The estimate for this year’s GDP growth is down from a forecast of 7.8 percent in April, and lower than the 7.5 percent growth recorded last year and 8.3 percent in 2011.
Regional GDP growth for next year and 2015 was forecast at 7.2 percent for both years with middle-income economies like Indonesia also softening.
Excluding China, the region is expected to grow 5.2 percent this year and 5.3 percent next year.
World Bank East Asia and Pacific chief economist Bert Hofman told journalists that the bank was expecting a “smooth resolution” of the budgetary impasse that has forced parts of the US government to shut down.
“If there were to be a sustained deadlock, it could actually be quite damaging also for the East Asian economies. For every percentage point growth lost in the United States, we would see about half a percentage point growth lost in East Asia,” he added.
The US impasse has raised fears US lawmakers will not increase the country’s borrowing limit before an Oct. 17 deadline, which could lead the government to default on its debts.
“Any refusal on the increase in the debt ceiling is so unprecedented that it is very hard to predict what would happen. So we don’t have that in the simulation,” Hofman said.

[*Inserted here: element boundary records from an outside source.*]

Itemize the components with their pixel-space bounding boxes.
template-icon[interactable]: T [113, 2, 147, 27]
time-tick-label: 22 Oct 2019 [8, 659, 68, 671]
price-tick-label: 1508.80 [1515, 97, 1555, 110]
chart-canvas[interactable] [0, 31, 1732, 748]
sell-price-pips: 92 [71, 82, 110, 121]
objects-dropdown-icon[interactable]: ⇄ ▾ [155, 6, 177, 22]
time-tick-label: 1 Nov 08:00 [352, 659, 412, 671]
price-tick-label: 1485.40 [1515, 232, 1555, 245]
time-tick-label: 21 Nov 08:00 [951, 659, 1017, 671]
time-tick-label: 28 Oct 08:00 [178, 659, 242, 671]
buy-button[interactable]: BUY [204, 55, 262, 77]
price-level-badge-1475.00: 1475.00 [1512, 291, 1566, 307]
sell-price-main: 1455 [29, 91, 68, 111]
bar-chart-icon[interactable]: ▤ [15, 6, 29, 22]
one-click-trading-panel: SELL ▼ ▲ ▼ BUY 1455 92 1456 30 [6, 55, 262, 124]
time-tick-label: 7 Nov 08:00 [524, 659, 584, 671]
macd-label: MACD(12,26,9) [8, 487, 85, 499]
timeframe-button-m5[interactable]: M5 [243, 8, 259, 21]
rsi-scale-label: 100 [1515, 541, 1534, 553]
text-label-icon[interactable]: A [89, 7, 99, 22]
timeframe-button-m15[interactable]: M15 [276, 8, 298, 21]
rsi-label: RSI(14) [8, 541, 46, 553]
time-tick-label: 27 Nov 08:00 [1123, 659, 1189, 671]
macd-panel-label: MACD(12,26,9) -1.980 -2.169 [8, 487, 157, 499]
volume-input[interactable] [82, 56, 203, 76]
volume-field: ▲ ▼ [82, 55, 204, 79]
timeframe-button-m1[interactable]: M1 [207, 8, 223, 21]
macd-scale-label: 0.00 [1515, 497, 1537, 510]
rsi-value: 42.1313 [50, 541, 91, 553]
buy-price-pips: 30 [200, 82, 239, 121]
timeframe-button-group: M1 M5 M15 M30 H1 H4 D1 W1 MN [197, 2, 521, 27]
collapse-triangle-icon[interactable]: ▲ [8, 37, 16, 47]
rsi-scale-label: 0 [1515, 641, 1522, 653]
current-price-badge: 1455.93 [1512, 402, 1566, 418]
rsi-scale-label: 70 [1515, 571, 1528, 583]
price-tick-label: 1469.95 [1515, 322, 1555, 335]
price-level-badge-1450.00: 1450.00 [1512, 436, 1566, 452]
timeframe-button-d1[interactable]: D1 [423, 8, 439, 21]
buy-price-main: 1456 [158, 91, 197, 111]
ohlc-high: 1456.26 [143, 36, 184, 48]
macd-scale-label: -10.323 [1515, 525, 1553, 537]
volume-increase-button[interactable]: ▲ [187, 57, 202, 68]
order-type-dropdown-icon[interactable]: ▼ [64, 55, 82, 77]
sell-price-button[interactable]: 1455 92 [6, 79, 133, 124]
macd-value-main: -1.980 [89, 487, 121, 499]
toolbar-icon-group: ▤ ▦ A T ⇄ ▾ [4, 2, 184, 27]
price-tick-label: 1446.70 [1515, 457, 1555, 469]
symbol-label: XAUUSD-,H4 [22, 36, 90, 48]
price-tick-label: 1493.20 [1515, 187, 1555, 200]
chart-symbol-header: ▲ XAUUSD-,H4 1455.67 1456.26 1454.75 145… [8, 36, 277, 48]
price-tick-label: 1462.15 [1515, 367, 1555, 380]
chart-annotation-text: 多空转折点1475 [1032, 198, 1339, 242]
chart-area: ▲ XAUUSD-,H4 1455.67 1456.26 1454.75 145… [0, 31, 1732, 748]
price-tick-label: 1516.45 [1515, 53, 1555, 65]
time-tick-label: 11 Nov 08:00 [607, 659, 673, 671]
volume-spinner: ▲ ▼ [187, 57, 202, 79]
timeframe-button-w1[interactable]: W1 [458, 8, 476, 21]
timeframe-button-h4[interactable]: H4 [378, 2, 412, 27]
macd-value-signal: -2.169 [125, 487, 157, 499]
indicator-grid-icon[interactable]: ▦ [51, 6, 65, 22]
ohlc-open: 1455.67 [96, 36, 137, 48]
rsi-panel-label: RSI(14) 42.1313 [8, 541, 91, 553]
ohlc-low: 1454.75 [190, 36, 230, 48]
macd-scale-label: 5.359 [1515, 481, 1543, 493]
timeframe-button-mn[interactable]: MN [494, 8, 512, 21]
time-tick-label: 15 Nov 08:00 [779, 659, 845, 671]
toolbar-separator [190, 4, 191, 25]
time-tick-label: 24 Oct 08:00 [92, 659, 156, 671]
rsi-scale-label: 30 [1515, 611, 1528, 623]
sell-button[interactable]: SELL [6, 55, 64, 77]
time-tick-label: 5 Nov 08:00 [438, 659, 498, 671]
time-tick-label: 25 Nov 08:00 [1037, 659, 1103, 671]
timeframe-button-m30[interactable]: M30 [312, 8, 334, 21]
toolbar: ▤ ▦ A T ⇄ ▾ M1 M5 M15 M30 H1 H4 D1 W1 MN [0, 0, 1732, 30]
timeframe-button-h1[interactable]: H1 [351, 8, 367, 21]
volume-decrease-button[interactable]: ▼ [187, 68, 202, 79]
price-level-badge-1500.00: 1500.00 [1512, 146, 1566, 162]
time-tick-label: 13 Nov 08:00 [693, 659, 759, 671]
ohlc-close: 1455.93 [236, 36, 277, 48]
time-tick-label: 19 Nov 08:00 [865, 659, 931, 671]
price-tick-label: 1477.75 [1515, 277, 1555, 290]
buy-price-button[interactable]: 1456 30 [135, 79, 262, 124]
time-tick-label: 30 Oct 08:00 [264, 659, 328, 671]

The bank said East Asia is still the fastest growing in the world despite a slowdown in powerhouse China and a softening in places such as Indonesia and Thailand this year.

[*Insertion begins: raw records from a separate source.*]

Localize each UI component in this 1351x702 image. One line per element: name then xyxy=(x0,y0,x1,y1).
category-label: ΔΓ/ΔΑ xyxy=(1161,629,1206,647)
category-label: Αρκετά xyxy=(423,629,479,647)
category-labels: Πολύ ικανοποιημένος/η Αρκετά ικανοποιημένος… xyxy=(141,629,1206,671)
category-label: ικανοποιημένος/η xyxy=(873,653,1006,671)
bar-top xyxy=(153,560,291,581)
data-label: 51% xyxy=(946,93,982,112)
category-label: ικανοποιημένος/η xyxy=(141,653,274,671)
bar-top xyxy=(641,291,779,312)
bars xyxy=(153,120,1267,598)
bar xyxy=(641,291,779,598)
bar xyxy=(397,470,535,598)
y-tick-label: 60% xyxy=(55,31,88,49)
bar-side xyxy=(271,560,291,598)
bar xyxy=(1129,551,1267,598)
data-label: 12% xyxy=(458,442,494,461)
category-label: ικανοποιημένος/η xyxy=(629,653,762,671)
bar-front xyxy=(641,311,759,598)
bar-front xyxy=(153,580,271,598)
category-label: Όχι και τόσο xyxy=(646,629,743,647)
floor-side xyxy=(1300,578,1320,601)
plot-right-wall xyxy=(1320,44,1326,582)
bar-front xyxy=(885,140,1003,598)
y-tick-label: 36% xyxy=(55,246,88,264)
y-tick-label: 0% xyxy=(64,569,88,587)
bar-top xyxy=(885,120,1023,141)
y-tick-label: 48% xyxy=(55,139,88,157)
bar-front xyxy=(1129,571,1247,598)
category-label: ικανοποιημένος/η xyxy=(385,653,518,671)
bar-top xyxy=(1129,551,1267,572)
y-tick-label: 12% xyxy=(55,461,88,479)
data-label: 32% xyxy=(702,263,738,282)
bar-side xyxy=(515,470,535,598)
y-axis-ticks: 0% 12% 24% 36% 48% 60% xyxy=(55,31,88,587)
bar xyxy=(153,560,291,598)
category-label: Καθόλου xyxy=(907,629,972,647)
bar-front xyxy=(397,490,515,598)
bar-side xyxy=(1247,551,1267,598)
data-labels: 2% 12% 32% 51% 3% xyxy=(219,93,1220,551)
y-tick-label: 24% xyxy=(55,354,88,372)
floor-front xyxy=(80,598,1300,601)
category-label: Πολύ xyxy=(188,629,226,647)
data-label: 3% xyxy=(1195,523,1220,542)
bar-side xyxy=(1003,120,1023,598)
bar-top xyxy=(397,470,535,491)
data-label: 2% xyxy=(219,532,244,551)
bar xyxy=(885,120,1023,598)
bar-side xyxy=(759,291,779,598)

“East Asia-Pacific continues to be the engine driving the global economy, contributing 40 percent of the world’s GDP growth — more than any other region,” said Axel van Trotsenburg, the World Bank’s East Asia and Pacific regional vice president.
“With overall global growth accelerating, now is the time for developing economies to make structural and policy reforms to sustain growth, reduce poverty and improve the lives of the poor and vulnerable,” he added in a statement.
The bank said that in recent months speculation about the withdrawal of the US Federal Reserve’s stimulus program led to stock market sell-offs and currency depreciation in East Asia, hurting countries with large foreign participation in their financial markets.
“The US Federal Reserve’s decision to delay [a wind down of the stimulus] stabilized markets for now, giving countries a second opportunity to take measures to lower risks from future volatility,” Hofman said. “Reducing reliance on short-term and foreign currency denominated debt, accepting a weaker exchange rate when growth is below potential, and building policy buffers to respond to changing global liquidity conditions are some of the ways that can help countries be prepared.”
The impact of any US tapering on capital inflows in the region may also be offset by Japan’s new strategy to revive growth, which could increase Japanese investment in the region, the bank said.
“Structural reforms that will give people the opportunity to share in the gains of progress hold the key to future growth,” Hofman said.